Urban LiDAR Point Cloud Dataset

LiDAR provides the geometric backbone for autonomous navigation in urban environments. Unlike cameras, LiDAR delivers precise distance measurements unaffected by lighting conditions — working equally well at night, in direct sunlight, and through light rain. Urban autonomous systems including self-driving vehicles, delivery robots, and mobile mapping platforms depend on LiDAR for accurate 3D scene understanding.

Urban environments present unique challenges for LiDAR perception: dense pedestrian traffic, varied vehicle types (cars, trucks, bicycles, scooters), complex intersection geometry, construction zones, and the vertical complexity of multi-story buildings creating shadow regions. Training data must capture this full urban complexity across diverse city layouts and traffic patterns.

The gap between available academic LiDAR datasets and real-world requirements is significant. Most public datasets cover a small number of cities with limited weather and lighting variation. Models trained on these narrow distributions fail when deployed in cities with different road widths, intersection designs, vegetation patterns, and traffic densities.

Claru deploys vehicle-mounted LiDAR rigs (Ouster OS1-128, Velodyne Alpha Prime, or equivalent) synchronized with GPS/IMU and multi-camera arrays across urban environments. Collection routes cover arterial roads, residential streets, downtown cores, industrial zones, and highway on/off ramps to ensure comprehensive coverage of urban driving scenarios.

Each collection vehicle captures 10-20Hz LiDAR point clouds synchronized with 30fps camera imagery and centimeter-accurate RTK GPS positioning.

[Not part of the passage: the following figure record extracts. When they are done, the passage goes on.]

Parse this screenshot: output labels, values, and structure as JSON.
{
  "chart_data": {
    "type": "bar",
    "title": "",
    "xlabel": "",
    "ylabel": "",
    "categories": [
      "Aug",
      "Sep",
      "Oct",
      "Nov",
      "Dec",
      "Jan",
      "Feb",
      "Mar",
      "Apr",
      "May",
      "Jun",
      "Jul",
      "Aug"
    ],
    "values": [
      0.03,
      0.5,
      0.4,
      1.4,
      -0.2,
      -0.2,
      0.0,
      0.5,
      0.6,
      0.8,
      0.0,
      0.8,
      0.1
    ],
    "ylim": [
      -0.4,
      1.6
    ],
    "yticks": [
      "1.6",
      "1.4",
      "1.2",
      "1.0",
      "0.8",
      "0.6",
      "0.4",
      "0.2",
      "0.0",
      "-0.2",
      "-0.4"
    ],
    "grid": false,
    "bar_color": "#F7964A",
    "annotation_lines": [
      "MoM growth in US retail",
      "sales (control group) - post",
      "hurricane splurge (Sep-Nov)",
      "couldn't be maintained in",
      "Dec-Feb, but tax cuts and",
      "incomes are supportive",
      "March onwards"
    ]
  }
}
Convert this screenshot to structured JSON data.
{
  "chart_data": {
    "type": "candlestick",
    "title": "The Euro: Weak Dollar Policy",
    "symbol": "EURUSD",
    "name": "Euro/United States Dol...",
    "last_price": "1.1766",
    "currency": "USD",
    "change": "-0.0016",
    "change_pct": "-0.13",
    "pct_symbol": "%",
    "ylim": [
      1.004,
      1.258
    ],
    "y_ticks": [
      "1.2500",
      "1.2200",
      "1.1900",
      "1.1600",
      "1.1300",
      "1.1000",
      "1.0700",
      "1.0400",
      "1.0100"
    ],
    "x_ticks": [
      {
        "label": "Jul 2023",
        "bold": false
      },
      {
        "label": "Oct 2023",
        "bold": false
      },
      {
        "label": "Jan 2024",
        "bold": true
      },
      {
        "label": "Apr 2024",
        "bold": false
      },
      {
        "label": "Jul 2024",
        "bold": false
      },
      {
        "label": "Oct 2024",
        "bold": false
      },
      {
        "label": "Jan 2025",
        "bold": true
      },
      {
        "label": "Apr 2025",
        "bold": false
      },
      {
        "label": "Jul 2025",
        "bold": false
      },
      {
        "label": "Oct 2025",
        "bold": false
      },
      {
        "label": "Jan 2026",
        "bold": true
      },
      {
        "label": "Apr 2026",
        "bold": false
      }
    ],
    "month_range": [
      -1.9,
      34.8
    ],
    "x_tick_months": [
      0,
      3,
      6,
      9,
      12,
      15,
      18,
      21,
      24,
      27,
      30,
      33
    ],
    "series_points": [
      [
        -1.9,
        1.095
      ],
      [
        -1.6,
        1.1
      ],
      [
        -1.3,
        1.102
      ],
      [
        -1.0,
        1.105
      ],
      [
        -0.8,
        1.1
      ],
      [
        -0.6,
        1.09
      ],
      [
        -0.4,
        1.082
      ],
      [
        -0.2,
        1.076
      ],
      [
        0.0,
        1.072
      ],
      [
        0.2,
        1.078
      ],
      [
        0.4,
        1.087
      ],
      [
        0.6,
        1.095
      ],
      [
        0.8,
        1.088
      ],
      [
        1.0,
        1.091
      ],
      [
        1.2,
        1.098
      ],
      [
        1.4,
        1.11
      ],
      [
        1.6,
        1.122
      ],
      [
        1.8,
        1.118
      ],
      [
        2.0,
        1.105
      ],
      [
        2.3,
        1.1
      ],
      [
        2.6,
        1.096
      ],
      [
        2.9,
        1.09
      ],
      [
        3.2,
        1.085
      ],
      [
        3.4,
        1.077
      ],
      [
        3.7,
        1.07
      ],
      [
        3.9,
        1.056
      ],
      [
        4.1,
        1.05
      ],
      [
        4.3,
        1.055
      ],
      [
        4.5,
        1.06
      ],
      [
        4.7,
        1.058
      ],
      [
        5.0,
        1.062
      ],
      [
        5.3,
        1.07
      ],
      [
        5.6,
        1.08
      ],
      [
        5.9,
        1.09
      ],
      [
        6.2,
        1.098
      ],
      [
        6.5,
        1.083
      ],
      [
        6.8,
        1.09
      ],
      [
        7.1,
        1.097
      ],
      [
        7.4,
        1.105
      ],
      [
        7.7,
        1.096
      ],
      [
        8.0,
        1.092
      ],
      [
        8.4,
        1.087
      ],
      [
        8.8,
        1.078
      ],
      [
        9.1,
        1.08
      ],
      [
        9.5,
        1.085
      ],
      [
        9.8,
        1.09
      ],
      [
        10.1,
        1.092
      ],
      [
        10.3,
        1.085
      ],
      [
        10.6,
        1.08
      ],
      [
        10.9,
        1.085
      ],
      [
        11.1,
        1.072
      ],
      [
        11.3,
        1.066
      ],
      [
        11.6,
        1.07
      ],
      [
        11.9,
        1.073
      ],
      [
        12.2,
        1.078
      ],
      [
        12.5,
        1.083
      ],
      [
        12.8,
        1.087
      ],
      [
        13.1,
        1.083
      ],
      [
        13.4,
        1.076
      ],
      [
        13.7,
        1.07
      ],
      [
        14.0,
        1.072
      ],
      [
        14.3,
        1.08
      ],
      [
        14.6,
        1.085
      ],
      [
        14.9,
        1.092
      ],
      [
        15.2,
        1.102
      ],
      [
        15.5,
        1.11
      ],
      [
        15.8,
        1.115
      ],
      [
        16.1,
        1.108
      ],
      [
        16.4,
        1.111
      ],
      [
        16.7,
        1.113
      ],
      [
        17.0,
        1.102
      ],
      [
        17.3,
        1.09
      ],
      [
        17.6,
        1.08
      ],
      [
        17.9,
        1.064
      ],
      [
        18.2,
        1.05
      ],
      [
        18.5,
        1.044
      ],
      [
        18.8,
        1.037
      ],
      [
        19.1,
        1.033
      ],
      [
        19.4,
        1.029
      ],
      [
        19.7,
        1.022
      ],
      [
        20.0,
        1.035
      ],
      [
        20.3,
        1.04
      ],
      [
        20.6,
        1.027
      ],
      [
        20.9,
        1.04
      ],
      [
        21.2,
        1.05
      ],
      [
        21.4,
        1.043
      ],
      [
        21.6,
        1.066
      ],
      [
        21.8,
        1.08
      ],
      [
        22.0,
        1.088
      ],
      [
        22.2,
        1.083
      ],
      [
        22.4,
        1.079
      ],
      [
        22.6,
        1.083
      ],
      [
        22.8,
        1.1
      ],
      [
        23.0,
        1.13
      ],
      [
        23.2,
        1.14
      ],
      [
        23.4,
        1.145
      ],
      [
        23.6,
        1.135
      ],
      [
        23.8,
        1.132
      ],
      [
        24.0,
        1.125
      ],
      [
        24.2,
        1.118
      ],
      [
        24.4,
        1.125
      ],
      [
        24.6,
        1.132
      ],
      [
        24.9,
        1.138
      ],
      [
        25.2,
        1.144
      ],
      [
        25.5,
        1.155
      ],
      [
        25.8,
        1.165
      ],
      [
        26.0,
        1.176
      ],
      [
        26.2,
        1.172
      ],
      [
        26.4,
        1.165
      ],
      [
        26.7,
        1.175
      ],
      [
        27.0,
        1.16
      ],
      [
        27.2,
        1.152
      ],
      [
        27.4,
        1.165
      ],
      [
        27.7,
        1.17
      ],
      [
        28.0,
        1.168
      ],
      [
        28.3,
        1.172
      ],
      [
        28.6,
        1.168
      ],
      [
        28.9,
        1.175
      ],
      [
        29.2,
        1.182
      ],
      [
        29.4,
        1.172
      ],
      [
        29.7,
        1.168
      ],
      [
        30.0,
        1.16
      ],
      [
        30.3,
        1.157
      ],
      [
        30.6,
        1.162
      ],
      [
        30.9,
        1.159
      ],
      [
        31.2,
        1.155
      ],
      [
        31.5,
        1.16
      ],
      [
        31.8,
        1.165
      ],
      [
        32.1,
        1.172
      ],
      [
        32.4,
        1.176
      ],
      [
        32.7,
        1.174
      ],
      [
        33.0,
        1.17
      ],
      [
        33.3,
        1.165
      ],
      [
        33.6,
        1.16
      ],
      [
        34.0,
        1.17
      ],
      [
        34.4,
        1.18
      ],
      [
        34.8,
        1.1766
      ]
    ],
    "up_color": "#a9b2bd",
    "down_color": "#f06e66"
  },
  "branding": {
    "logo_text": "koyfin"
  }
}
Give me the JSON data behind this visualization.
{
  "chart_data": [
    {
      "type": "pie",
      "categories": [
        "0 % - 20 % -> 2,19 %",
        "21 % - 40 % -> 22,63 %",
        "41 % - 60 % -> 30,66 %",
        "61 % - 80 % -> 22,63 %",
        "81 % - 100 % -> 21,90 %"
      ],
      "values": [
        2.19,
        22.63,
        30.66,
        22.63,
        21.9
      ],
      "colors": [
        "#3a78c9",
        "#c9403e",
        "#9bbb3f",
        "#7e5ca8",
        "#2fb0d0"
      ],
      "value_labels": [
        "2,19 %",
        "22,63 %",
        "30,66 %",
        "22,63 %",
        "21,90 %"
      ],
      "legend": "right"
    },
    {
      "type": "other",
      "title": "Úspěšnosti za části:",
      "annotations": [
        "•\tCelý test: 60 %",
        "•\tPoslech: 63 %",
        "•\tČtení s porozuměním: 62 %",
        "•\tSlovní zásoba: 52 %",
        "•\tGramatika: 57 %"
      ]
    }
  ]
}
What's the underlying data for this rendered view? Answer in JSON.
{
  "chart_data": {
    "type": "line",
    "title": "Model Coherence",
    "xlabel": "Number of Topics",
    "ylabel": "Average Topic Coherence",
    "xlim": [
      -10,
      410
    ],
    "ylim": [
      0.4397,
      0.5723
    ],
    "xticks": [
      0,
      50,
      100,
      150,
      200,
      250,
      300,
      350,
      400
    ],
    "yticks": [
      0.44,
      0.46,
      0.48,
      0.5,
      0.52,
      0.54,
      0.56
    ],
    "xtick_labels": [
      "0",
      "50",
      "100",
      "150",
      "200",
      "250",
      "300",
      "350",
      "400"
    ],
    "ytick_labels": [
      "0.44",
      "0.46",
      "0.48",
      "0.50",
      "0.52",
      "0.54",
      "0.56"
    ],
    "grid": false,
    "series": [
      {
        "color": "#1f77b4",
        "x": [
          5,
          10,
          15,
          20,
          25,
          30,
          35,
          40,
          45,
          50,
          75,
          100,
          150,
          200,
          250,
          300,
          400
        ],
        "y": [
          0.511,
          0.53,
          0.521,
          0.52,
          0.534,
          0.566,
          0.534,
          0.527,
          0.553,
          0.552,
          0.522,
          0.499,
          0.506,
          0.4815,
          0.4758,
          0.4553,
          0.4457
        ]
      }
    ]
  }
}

Sessions span 30-90 minutes of continuous driving across varied traffic conditions including rush hour, midday, nighttime, and weekend traffic patterns.

Geographic diversity spans 40+ cities across North America, Europe, and Asia, covering different road design standards, signage systems, lane configurations, and urban density profiles. Seasonal collection captures leaf-on and leaf-off vegetation, wet and dry road surfaces, and varying sun angles that affect LiDAR return intensity.

3D object detection models for autonomous vehicles train on the annotated LiDAR scans to detect and classify vehicles, pedestrians, and cyclists in point cloud data. The geographic diversity across 40+ cities ensures models learn features that generalize beyond the specific road geometries and traffic patterns of any single city.

Semantic segmentation networks for LiDAR process the per-point labels to build scene understanding models that classify every point in a scan. These models form the geometric backbone of autonomous driving perception stacks, distinguishing drivable surface from sidewalk, building from vegetation, and static from dynamic objects.

HD map construction pipelines use the lane marking and static map element annotations as training data for automated map building systems. These systems must detect lane boundaries, traffic signs, and infrastructure elements from LiDAR scans to maintain high-definition maps at continental scale.